Была еще одна дорога, отходящая от той, по которой ехал Комин, и он свернул на нее. Она шла вкруговую к грузовым воротам космопорта, который появился слева, как низко распростертое чудовище, с кучкой домов и парой миль сараев, группировавшихся вокруг зоны доков. На высокой контрольной башне даже на таком расстоянии были видны девять шаров — знак Кохранов.
На полпути между главной дорогой и грузовыми воротами, вне видимости с обеих точек, Комин загнал машину в кювет, вылез, открыв дверцу, и лег в пыль. Эта дорога использовалась только компанией, и ему оставалось лишь ждать.
Дул ветер, неповоротливый и рассеянный, печальный, как старик, ищущий в пустыне свою молодость, освещенные города, которых давно уже не было. Красная пыль образовывала маленькие холмики у ног Комина. Он лежал, не шевелясь, и терпеливо ждал, размышляя.
«Два дня и две ночи провел я во вшивых барах, держа ушки на макушке. И все было зря, не считая одного пьяного юнца. Если он сказал мне неправду…»
На дороге послышался какой-то звук. Из города, носившего имя Кохрана, ехал грузовик. Комин неподвижно лежал в пыли.

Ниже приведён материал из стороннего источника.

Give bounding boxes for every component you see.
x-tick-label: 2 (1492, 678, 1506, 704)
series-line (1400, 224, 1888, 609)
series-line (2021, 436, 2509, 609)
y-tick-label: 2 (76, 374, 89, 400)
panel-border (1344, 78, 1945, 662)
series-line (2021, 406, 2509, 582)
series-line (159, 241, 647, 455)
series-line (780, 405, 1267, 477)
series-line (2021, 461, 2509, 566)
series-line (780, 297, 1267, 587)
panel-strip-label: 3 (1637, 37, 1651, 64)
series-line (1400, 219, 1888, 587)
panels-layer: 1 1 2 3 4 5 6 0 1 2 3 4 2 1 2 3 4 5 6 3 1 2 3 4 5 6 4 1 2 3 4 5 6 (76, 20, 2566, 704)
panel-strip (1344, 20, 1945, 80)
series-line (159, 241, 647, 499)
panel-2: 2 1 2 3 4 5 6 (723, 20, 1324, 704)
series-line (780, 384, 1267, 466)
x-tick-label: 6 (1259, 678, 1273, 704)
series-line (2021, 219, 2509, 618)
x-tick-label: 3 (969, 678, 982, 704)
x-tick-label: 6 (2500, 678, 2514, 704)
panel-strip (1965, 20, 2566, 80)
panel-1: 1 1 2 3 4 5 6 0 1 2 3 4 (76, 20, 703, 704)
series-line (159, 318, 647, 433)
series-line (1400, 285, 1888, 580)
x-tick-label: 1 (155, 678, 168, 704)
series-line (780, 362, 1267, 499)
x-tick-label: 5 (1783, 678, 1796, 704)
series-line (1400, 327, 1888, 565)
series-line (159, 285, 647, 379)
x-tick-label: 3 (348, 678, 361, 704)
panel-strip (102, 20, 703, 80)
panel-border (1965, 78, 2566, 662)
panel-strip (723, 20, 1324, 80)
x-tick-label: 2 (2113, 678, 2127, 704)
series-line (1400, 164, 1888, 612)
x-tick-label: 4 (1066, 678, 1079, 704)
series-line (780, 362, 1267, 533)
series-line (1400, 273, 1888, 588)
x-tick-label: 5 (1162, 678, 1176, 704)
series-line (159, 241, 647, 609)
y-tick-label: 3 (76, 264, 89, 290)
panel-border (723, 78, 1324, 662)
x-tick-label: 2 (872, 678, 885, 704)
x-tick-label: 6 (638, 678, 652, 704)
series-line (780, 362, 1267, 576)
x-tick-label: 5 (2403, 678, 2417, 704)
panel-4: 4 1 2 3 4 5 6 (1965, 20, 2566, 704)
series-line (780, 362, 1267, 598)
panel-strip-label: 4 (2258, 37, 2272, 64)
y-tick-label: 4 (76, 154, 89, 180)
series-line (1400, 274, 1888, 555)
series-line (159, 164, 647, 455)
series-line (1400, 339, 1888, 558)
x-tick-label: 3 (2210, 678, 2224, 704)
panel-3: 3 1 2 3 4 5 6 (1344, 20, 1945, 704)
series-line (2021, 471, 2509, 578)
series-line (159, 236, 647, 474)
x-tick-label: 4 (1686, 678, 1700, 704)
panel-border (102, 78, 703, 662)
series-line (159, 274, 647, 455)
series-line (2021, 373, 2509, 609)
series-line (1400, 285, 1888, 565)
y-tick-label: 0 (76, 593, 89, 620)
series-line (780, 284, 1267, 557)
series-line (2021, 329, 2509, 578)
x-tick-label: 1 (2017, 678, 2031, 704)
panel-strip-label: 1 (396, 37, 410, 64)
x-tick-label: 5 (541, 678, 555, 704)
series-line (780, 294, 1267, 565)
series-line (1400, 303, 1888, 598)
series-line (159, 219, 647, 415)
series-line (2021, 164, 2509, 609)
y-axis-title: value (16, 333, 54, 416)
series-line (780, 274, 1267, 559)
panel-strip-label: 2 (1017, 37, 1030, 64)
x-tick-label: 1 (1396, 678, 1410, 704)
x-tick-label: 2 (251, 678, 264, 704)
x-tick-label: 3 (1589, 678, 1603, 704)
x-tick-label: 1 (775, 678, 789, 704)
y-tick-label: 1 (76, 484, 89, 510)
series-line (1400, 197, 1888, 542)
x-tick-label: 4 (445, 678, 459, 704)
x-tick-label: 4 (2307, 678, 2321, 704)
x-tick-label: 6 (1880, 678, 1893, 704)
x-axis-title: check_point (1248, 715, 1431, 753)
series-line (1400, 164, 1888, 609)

Грузовик с ревом пронесся мимо, затормозил, затем вернулся, и водитель выскочил наружу. Он был молодой, высокий и крепкий, обветренный марсианской погодой. Он нагнулся к лежащему у дороги телу.
Комин вскочил и ударил его.
Водитель не захотел остаться в долгу. Он взбесился, и Комин не мог винить его за это. Комин нанес ему еще один сильный удар, уложивший его на землю, потом оттащил за машину и обыскал карманы. Все в порядке, у него был пропуск. Комин забрал его куртку, фуражку и зеленые очки, смягчавшие ослепительное сияние пустыни. Затем связал водителя и оставил за машиной, чтобы он был в безопасности, пока не освободится сам или его кто-нибудь не найдет. Под влиянием импульса Комин вытащил пару смятых банкнот, поколебался, затем сунул их в карман водителя.
— Это тебе на стаканчик, — сказал он неподвижному телу. — Потом выпей за меня.
Одетый в куртку Компании, в фуражке Компании, с защитными очками, ведя грузовик Компании, Комин подкатил к воротам и предъявил пропуск. Охранник открыл ворота и махнул ему.
На поле был один из больших, гладких кораблей Кохранов, выгружавший прибывших откуда-то пассажиров. Возле доков, посадочных площадок и стоянок автомашин была суматоха, обслуживающий персонал и заправщики с большими передвижными кранами создавали полную неразбериху. Комин взглянул на них без интереса, проехал мимо и повернул грузовик к административному центру.
Склады. Конторские кварталы. Зданий здесь хватило бы для небольшого города. Комин ехал медленно, читая вывески и не находя ту, которую искал. Руки вспотели на баранке, он поочередно вытер их о китель. Желудок сжимался.
«Этому парню лучше быть правым, — подумал он. — Мне лучше быть правым. Я всю дорогу в напряжении, и лучше бы это оказалось правдой».
Он высунулся из кабины и окликнул проходящего клерка:
— Как проехать к госпиталю? Я здесь недавно.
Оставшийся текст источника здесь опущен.